Fabbriche chiuse, quasi 700 voli cancellati per le quattro compagnie aeree iberiche, negozi con le saracinesche abbassate a metà, trasporti pubblici e servizi della sanità garantiti al minimo essenziale. Spagna paralizzata nel primo grande sciopero generale dell'era Rajoy, il 29 marzo, in coincidenza dei primi cento giorni del nuovo Esecutivo, per protestare contro il piano di misure lacrime e sangue pianificato dal Governo che prevede, fra l'altro, la possibilità per le imprese di licenziare più facilmente. Secondo l'Ugt e il CCOO, i due principali sindacati spagnoli che hanno proclamato la mobilitazione (l'ottavo sciopero nazionale in Spagna dal ritorno della democrazia) l'adesione ha raggiunto il 77 per cento: 97 per cento nei settori dell'industria, dei trasporti e dell'edilizia, 57 per cento nella pubblica amministrazione; più limitato è stato invece il coinvolgimento del mondo del commercio. In cifre, si tratterebbe di quasi dieci milioni e mezzo di lavoratori che hanno incrociato le braccia in tutta la Spagna.

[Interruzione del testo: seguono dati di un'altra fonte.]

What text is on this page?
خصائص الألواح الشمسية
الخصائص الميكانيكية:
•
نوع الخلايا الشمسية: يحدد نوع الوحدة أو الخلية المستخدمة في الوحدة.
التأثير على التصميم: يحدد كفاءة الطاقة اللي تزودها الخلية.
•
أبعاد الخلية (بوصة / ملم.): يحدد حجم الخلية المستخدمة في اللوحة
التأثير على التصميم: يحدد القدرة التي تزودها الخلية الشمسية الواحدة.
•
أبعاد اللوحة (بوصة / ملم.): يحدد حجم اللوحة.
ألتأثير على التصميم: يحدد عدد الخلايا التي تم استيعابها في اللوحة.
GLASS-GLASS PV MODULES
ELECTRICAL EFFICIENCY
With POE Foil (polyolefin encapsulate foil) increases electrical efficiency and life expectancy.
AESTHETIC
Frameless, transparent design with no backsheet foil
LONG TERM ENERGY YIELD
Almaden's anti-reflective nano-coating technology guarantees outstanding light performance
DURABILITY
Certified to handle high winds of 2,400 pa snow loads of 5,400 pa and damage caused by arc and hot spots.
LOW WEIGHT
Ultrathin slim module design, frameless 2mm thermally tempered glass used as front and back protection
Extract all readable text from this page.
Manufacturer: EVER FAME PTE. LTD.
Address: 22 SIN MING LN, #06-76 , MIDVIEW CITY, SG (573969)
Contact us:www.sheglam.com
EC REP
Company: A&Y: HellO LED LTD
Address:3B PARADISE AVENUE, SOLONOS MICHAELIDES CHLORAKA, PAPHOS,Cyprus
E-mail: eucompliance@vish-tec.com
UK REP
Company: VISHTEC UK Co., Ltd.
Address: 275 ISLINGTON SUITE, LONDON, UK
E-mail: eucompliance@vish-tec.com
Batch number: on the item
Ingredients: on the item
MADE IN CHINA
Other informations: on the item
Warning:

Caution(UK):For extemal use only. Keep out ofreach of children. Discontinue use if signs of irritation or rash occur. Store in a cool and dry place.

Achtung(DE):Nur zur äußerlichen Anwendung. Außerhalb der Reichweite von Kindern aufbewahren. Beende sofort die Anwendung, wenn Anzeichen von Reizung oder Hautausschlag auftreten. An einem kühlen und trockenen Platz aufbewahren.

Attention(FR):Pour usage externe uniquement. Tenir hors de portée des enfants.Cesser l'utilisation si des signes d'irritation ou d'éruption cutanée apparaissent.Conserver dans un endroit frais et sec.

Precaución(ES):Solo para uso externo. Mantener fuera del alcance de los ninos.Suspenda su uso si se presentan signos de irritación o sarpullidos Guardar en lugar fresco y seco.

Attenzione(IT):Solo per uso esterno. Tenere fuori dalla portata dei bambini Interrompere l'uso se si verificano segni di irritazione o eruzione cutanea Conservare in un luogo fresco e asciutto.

Nella giornata di mobilitazione nazionale, in molte città spagnole la gente si è riversata per le strade e nelle piazze per manifestare il proprio dissenso. A Madrid marcia lungo la Gran Via e grande raduno, ancora una volta, a Puerta del Sol, dove quasi un anno fa partì il movimento degli indignados. Secondo i dati del quotidiano El País, nella capitale la mobilitazione avrebbe portato in piazza 170 mila persone, 275 mila a Barcellona, 250mila a Valencia. Per il Governo i manifestanti in tutto il Paese sarebbero stati 800 mila, secondo i sindacati 900 mila soltanto a Madrid e 800 mila nella capitale della Catalogna, con il consueto conflitto di cifre che segue sempre gli scioperi e le grandi manifestazioni popolari. A Barcellona la mobilitazione ha avuto dei risvolti violenti, con scontri tra i manifestanti e la polizia, feriti e arresti.
In un Paese con 5,2 milioni di disoccupati, dove quasi un giovane su due sotto i 25 anni non trova lavoro, la riforma del lavoro punta all'obiettivo ambizioso di far scendere il rapporto deficit/Pil al 5,3 per cento per il 2012 (nel 2011 era l'8,5 per cento) con un piano di austerità fiscale e pesanti tagli di spesa (si prevede, fra le altre cose, un ulteriore taglio alle spese dei ministeri, dopo quello del 15 per cento già attuato nel 2011). Ma queste misure potrebbero non bastare a far riemergere la Spagna dal baratro e abbattere il tasso di disoccupazione, arrivato al 23 per cento. Oggi il Consiglio dei ministri approva una manovra finanziaria considerata di portata storica per la Spagna. Ma i sindacati hanno lanciato un chiaro avvertimento al premier Mariano Rajoy: se entro il primo maggio il Governo non accetta di rivedere il piano di riforme l'inasprimento del conflitto sociale sarà inevitabile.